スクリーンの中の戦争

スクリーンの中の戦争 (文春新書)

スクリーンの中の戦争 (文春新書)

戦争映画の解説本、というよりも、映画と時代の関係を考察する本。時代のなかに戦争がある。

戦闘や武器の話がメインの大久保義信:『徹底分析戦争映画100!バトル&ウエポン』(ISBN:476981156X)や宮嶋茂樹:『私の異常な愛情』(ISBN:4835609581)とは方向が全く違う。

この中では『太陽の帝国』と『東京物語』の解説が印象に残った。特に著者の小津安二郎評は大変納得がいく。

太陽の帝国』は場面を詳細に追って丁寧に解説している。

私はここしばらく、この映画を「反日映画」と思って、十数年前に劇場で見て感激したのをいささか後ろめたく思っていたのだが、これを読んで今の自分こそ恥じ入るべきだと思った。

この映画は、確かに悪い日本軍もいるが、映画にでてくるぐらいの悪事は実際にしていることなので、これは真摯に受け入れなければならない(映画ではもちろん描かれていないが、噂では租界でイギリスの女学校を襲撃した不逞な兵隊もいたらしい)。もっとも、洋館接収して寝るにしても寝巻きにハチマキはなかろうし、爆撃の報復に収容所の窓を割って歩くというのも本当かどうか気になるところだが。
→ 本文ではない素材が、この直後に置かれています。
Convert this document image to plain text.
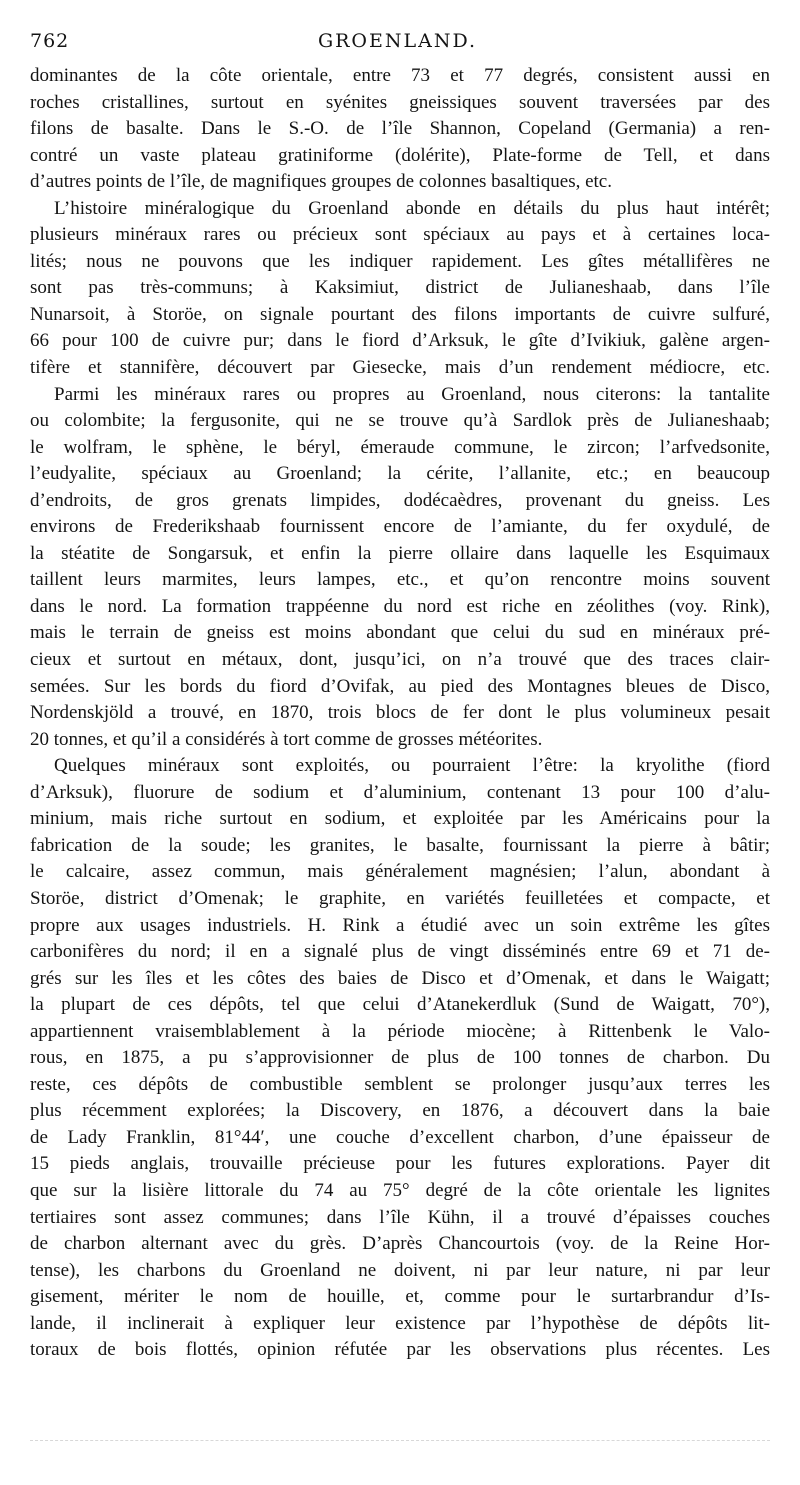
762	GROENLAND.
dominantes de la côte orientale, entre 73 et 77 degrés, consistent aussi en
roches cristallines, surtout en syénites gneissiques souvent traversées par des
filons de basalte. Dans le S.-O. de l’île Shannon, Copeland (Germania) a ren-
contré un vaste plateau gratiniforme (dolérite), Plate-forme de Tell, et dans
d’autres points de l’île, de magnifiques groupes de colonnes basaltiques, etc.
L’histoire minéralogique du Groenland abonde en détails du plus haut intérêt;
plusieurs minéraux rares ou précieux sont spéciaux au pays et à certaines loca-
lités; nous ne pouvons que les indiquer rapidement. Les gîtes métallifères ne
sont pas très-communs; à Kaksimiut, district de Julianeshaab, dans l’île
Nunarsoit, à Storöe, on signale pourtant des filons importants de cuivre sulfuré,
66 pour 100 de cuivre pur; dans le fiord d’Arksuk, le gîte d’Ivikiuk, galène argen-
tifère et stannifère, découvert par Giesecke, mais d’un rendement médiocre, etc.
Parmi les minéraux rares ou propres au Groenland, nous citerons: la tantalite
ou colombite; la fergusonite, qui ne se trouve qu’à Sardlok près de Julianeshaab;
le wolfram, le sphène, le béryl, émeraude commune, le zircon; l’arfvedsonite,
l’eudyalite, spéciaux au Groenland; la cérite, l’allanite, etc.; en beaucoup
d’endroits, de gros grenats limpides, dodécaèdres, provenant du gneiss. Les
environs de Frederikshaab fournissent encore de l’amiante, du fer oxydulé, de
la stéatite de Songarsuk, et enfin la pierre ollaire dans laquelle les Esquimaux
taillent leurs marmites, leurs lampes, etc., et qu’on rencontre moins souvent
dans le nord. La formation trappéenne du nord est riche en zéolithes (voy. Rink),
mais le terrain de gneiss est moins abondant que celui du sud en minéraux pré-
cieux et surtout en métaux, dont, jusqu’ici, on n’a trouvé que des traces clair-
semées. Sur les bords du fiord d’Ovifak, au pied des Montagnes bleues de Disco,
Nordenskjöld a trouvé, en 1870, trois blocs de fer dont le plus volumineux pesait
20 tonnes, et qu’il a considérés à tort comme de grosses météorites.
Quelques minéraux sont exploités, ou pourraient l’être: la kryolithe (fiord
d’Arksuk), fluorure de sodium et d’aluminium, contenant 13 pour 100 d’alu-
minium, mais riche surtout en sodium, et exploitée par les Américains pour la
fabrication de la soude; les granites, le basalte, fournissant la pierre à bâtir;
le calcaire, assez commun, mais généralement magnésien; l’alun, abondant à
Storöe, district d’Omenak; le graphite, en variétés feuilletées et compacte, et
propre aux usages industriels. H. Rink a étudié avec un soin extrême les gîtes
carbonifères du nord; il en a signalé plus de vingt disséminés entre 69 et 71 de-
grés sur les îles et les côtes des baies de Disco et d’Omenak, et dans le Waigatt;
la plupart de ces dépôts, tel que celui d’Atanekerdluk (Sund de Waigatt, 70°),
appartiennent vraisemblablement à la période miocène; à Rittenbenk le Valo-
rous, en 1875, a pu s’approvisionner de plus de 100 tonnes de charbon. Du
reste, ces dépôts de combustible semblent se prolonger jusqu’aux terres les
plus récemment explorées; la Discovery, en 1876, a découvert dans la baie
de Lady Franklin, 81°44′, une couche d’excellent charbon, d’une épaisseur de
15 pieds anglais, trouvaille précieuse pour les futures explorations. Payer dit
que sur la lisière littorale du 74 au 75° degré de la côte orientale les lignites
tertiaires sont assez communes; dans l’île Kühn, il a trouvé d’épaisses couches
de charbon alternant avec du grès. D’après Chancourtois (voy. de la Reine Hor-
tense), les charbons du Groenland ne doivent, ni par leur nature, ni par leur
gisement, mériter le nom de houille, et, comme pour le surtarbrandur d’Is-
lande, il inclinerait à expliquer leur existence par l’hypothèse de dépôts lit-
toraux de bois flottés, opinion réfutée par les observations plus récentes. Les
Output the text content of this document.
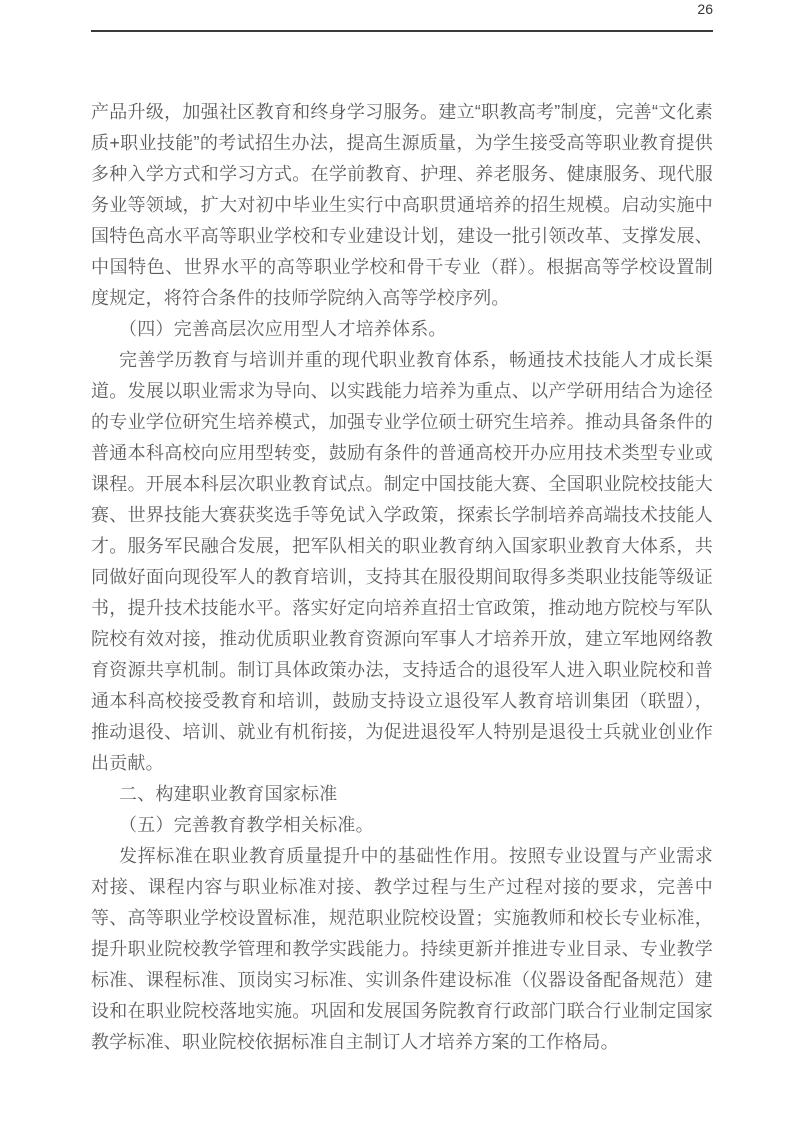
26

产品升级，加强社区教育和终身学习服务。建立“职教高考”制度，完善“文化素质+职业技能”的考试招生办法，提高生源质量，为学生接受高等职业教育提供多种入学方式和学习方式。在学前教育、护理、养老服务、健康服务、现代服务业等领域，扩大对初中毕业生实行中高职贯通培养的招生规模。启动实施中国特色高水平高等职业学校和专业建设计划，建设一批引领改革、支撑发展、中国特色、世界水平的高等职业学校和骨干专业（群）。根据高等学校设置制度规定，将符合条件的技师学院纳入高等学校序列。

（四）完善高层次应用型人才培养体系。

完善学历教育与培训并重的现代职业教育体系，畅通技术技能人才成长渠道。发展以职业需求为导向、以实践能力培养为重点、以产学研用结合为途径的专业学位研究生培养模式，加强专业学位硕士研究生培养。推动具备条件的普通本科高校向应用型转变，鼓励有条件的普通高校开办应用技术类型专业或课程。开展本科层次职业教育试点。制定中国技能大赛、全国职业院校技能大赛、世界技能大赛获奖选手等免试入学政策，探索长学制培养高端技术技能人才。服务军民融合发展，把军队相关的职业教育纳入国家职业教育大体系，共同做好面向现役军人的教育培训，支持其在服役期间取得多类职业技能等级证书，提升技术技能水平。落实好定向培养直招士官政策，推动地方院校与军队院校有效对接，推动优质职业教育资源向军事人才培养开放，建立军地网络教育资源共享机制。制订具体政策办法，支持适合的退役军人进入职业院校和普通本科高校接受教育和培训，鼓励支持设立退役军人教育培训集团（联盟），推动退役、培训、就业有机衔接，为促进退役军人特别是退役士兵就业创业作出贡献。

二、构建职业教育国家标准

（五）完善教育教学相关标准。

发挥标准在职业教育质量提升中的基础性作用。按照专业设置与产业需求对接、课程内容与职业标准对接、教学过程与生产过程对接的要求，完善中等、高等职业学校设置标准，规范职业院校设置；实施教师和校长专业标准，提升职业院校教学管理和教学实践能力。持续更新并推进专业目录、专业教学标准、课程标准、顶岗实习标准、实训条件建设标准（仪器设备配备规范）建设和在职业院校落地实施。巩固和发展国务院教育行政部门联合行业制定国家教学标准、职业院校依据标准自主制订人才培养方案的工作格局。
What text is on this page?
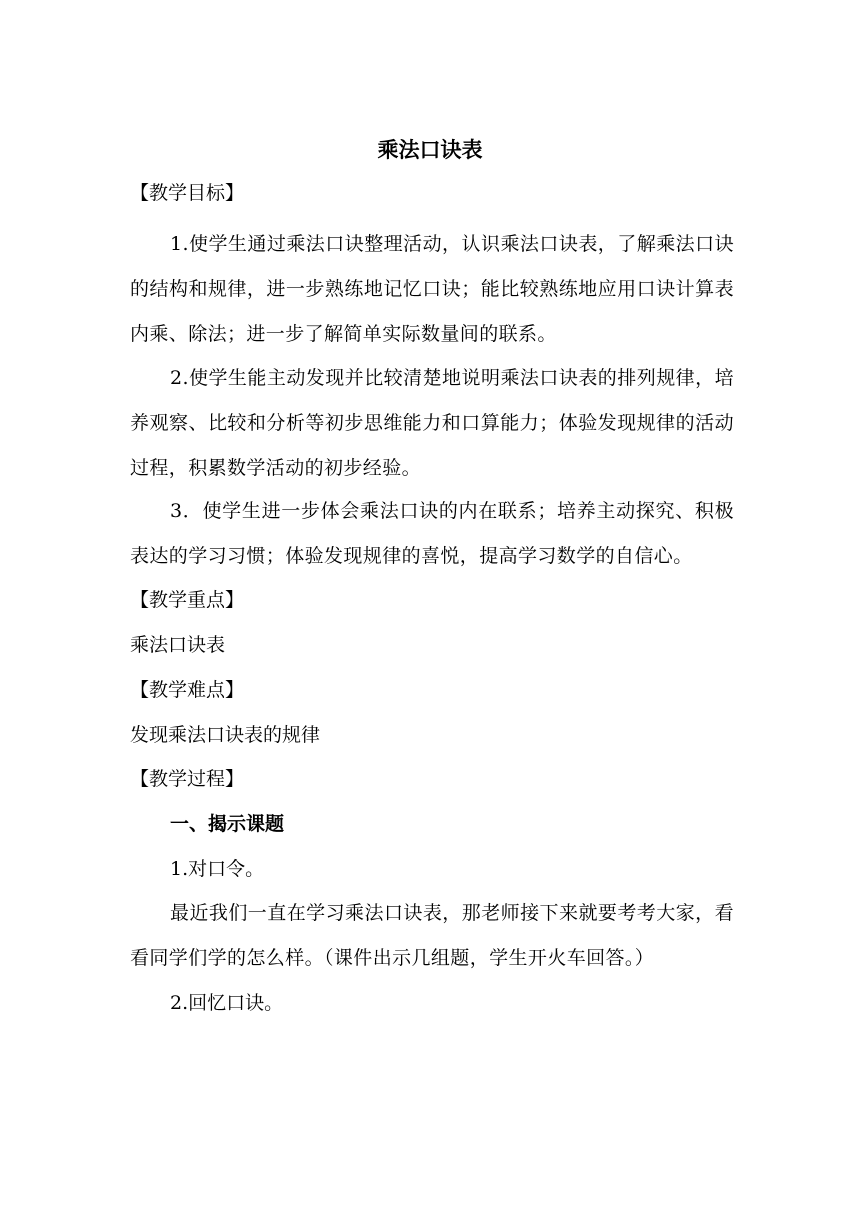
乘法口诀表

【教学目标】

1.使学生通过乘法口诀整理活动，认识乘法口诀表，了解乘法口诀的结构和规律，进一步熟练地记忆口诀；能比较熟练地应用口诀计算表内乘、除法；进一步了解简单实际数量间的联系。

2.使学生能主动发现并比较清楚地说明乘法口诀表的排列规律，培养观察、比较和分析等初步思维能力和口算能力；体验发现规律的活动过程，积累数学活动的初步经验。

3．使学生进一步体会乘法口诀的内在联系；培养主动探究、积极表达的学习习惯；体验发现规律的喜悦，提高学习数学的自信心。

【教学重点】

乘法口诀表

【教学难点】

发现乘法口诀表的规律

【教学过程】

一、揭示课题

1.对口令。

最近我们一直在学习乘法口诀表，那老师接下来就要考考大家，看看同学们学的怎么样。（课件出示几组题，学生开火车回答。）

2.回忆口诀。
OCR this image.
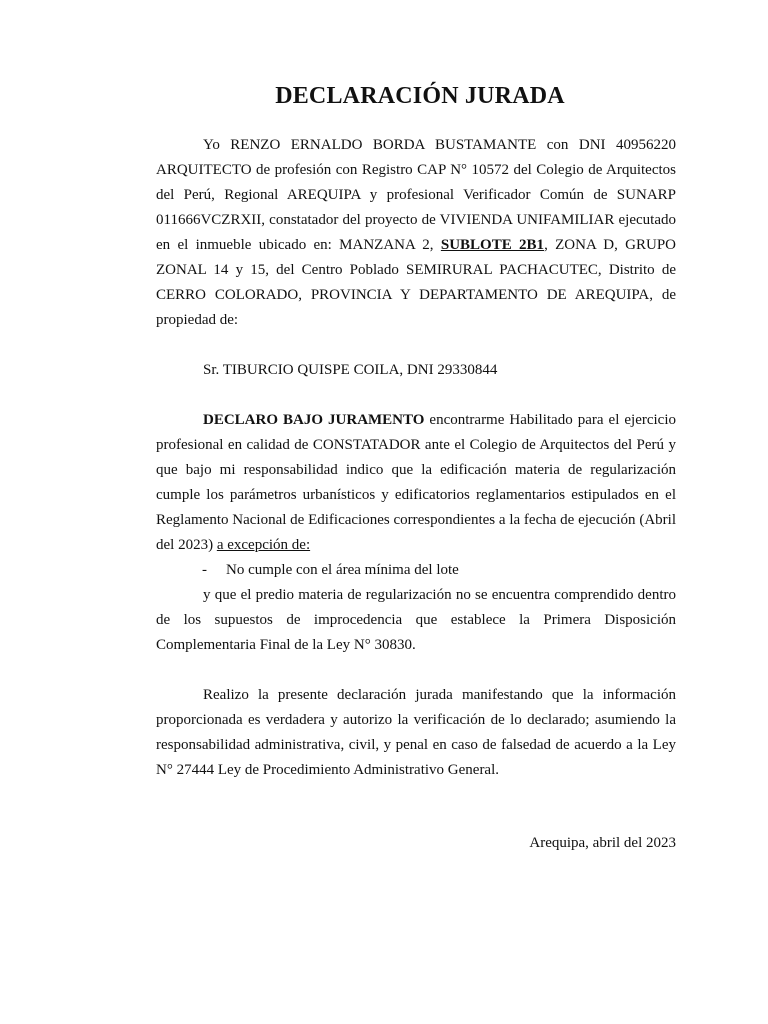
DECLARACIÓN JURADA

Yo RENZO ERNALDO BORDA BUSTAMANTE con DNI 40956220 ARQUITECTO de profesión con Registro CAP N° 10572 del Colegio de Arquitectos del Perú, Regional AREQUIPA y profesional Verificador Común de SUNARP 011666VCZRXII, constatador del proyecto de VIVIENDA UNIFAMILIAR ejecutado en el inmueble ubicado en: MANZANA 2, SUBLOTE 2B1, ZONA D, GRUPO ZONAL 14 y 15, del Centro Poblado SEMIRURAL PACHACUTEC, Distrito de CERRO COLORADO, PROVINCIA Y DEPARTAMENTO DE AREQUIPA, de propiedad de:

Sr. TIBURCIO QUISPE COILA, DNI 29330844

DECLARO BAJO JURAMENTO encontrarme Habilitado para el ejercicio profesional en calidad de CONSTATADOR ante el Colegio de Arquitectos del Perú y que bajo mi responsabilidad indico que la edificación materia de regularización cumple los parámetros urbanísticos y edificatorios reglamentarios estipulados en el Reglamento Nacional de Edificaciones correspondientes a la fecha de ejecución (Abril del 2023) a excepción de:

-	No cumple con el área mínima del lote

y que el predio materia de regularización no se encuentra comprendido dentro de los supuestos de improcedencia que establece la Primera Disposición Complementaria Final de la Ley N° 30830.

Realizo la presente declaración jurada manifestando que la información proporcionada es verdadera y autorizo la verificación de lo declarado; asumiendo la responsabilidad administrativa, civil, y penal en caso de falsedad de acuerdo a la Ley N° 27444 Ley de Procedimiento Administrativo General.

Arequipa, abril del 2023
この映画で心に残るのは、ジムの飛行機への憧れに敵味方の別がないところ。スピルバーグは力への素朴な憧れと、正々堂々と戦う者に対する畏怖をなんら否定することがない。

本書もこれについて指摘し、この映画を「反戦映画」などというくくりでお終いにはしない。

LDは持っているのだが長らく見なかったこの映画。これを読んでまた見たくなった。

なお、飛行機はリベットでできているので、修理に溶接は行わない。DVDのジャケットにあるような火花は映像上の効果を狙ったウソ。